Aufsite then configured a Windows Virtual Desktop environment and added the required virtual machines to support the client users. The virtual machines were configured and imaged with the required applications (Telehealth and chrome browser to access the EMR). By creating Workspaces with Application Groups, Aufsite was able to create assignments for users based on their requirements. For example, the nurses who needed access to the Telehealth app were assigned to a specific application group while other users who needed access to run Chrome to access the EMR had their own application group.
All remote users were able to access the resources in one of two ways –
They could use a browser to connect to their workspaces or use the Microsoft Remote Desktop App. Via a simple setup by providing their existing AD login and password, the users would have access to their assigned resources in a secure manner. The group policies already defined in the client Active Directory were inherited to the new VMs that were added on the cloud network. And because this was a secure web based access, no VPN was required and devices such as Macbooks, linux machines, Windows machines, and Ipads all were acceptable.
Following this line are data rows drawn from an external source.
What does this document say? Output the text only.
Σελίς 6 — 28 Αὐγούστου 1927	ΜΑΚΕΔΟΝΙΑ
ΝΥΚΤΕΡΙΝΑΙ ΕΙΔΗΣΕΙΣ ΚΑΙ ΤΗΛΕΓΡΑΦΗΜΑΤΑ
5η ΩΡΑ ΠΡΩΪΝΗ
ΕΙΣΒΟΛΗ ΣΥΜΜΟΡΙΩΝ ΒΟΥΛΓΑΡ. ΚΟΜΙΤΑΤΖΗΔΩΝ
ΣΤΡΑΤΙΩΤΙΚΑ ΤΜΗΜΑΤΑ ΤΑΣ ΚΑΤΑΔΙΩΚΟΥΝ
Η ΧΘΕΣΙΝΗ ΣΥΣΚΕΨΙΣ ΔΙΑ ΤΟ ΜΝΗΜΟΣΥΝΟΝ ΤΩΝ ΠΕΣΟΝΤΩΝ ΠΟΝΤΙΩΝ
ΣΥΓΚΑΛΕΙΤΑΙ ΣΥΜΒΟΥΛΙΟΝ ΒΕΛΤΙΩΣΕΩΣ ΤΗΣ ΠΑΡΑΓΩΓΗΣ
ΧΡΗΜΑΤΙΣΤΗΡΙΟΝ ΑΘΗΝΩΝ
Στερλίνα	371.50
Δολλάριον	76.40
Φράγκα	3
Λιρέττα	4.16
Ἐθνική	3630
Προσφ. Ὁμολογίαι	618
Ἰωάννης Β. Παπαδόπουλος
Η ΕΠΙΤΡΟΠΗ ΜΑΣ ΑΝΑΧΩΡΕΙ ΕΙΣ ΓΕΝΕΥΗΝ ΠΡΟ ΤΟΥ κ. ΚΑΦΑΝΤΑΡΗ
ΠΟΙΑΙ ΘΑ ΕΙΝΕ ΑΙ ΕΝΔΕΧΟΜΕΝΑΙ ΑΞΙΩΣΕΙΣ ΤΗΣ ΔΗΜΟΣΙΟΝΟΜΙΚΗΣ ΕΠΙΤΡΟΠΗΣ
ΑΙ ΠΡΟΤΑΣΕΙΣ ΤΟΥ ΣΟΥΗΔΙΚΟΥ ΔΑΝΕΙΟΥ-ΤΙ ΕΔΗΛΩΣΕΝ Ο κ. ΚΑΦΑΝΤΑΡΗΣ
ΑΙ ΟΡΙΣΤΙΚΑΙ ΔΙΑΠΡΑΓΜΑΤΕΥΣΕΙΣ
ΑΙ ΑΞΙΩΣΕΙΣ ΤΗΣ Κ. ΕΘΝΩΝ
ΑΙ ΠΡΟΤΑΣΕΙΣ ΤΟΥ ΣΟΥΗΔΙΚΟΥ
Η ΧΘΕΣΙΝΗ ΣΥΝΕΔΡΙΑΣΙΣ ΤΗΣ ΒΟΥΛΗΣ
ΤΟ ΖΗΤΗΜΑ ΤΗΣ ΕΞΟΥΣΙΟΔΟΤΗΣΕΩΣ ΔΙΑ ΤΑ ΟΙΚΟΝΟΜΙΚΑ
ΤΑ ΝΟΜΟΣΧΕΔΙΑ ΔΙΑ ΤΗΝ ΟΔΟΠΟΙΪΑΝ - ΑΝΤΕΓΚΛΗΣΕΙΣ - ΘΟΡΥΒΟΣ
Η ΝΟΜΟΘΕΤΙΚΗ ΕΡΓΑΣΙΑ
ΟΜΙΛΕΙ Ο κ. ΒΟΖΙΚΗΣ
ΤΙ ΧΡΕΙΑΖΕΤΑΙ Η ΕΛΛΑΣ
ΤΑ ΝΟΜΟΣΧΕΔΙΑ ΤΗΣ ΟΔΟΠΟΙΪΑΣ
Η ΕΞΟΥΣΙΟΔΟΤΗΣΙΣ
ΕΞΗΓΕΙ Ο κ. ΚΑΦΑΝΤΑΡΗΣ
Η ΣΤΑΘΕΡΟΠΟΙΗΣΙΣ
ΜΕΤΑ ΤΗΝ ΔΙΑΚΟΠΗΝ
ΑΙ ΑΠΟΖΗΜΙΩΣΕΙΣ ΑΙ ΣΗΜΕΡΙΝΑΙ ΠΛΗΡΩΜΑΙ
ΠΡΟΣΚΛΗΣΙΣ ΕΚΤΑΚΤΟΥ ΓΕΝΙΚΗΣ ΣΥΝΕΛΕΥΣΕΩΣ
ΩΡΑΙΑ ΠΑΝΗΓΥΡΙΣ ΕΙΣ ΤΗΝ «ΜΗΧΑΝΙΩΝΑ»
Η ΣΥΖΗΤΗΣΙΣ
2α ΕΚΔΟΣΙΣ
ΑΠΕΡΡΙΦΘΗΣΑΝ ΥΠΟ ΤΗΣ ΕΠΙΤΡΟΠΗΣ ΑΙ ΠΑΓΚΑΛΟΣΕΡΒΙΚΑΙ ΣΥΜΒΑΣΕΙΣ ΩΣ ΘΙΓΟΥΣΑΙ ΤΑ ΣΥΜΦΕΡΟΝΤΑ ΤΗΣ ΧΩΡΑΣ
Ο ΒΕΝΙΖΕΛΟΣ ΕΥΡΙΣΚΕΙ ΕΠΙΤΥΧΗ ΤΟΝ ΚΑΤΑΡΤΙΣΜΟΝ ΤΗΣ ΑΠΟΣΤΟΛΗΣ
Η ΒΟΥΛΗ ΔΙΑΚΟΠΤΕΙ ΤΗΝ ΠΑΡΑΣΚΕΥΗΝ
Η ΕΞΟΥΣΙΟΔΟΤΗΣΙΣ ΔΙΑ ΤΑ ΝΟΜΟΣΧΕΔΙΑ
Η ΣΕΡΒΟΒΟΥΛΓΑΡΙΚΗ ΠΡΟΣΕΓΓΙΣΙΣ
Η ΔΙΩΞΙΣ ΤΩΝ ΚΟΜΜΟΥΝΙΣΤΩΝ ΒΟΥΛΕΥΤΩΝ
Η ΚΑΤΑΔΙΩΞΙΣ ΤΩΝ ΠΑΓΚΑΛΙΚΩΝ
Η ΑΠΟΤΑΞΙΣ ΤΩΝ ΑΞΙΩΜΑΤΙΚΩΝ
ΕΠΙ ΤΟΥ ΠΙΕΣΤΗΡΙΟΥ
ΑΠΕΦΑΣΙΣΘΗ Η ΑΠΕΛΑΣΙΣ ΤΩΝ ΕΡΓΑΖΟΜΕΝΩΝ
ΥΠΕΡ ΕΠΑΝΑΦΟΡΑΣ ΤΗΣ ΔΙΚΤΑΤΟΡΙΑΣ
Moreover, the business was able to take advantage of a Windows 10 Multi-session deployment which is only offered under Azure WVD. When comparing the option of going down the route of single session, Windows10, on-prem solution, the customer realized the tremendous savings. On average in an on-prem solution our customer would be looking at ~$40 per month per user. This does not include any of the direct/indirect costs we’ve discussed earlier. In the Azure solution, the customer was paying $7 per user. Aufsite used its host sizing recommendations to determine the requirements. By understanding the workload type, applications, and user type, Aufsite was able to confirm the maximum users per vCPU and instance types to right-size the solution.
All of the customer requirements were met and exceeded in many ways. They no longer need a team to manage their infrastructure and much of their tedious processes such as onboarding/off boarding, maintenance and patching had been reduced to simple two step tasks. Their capital expenditure dropped significantly as they move to an op-ex model.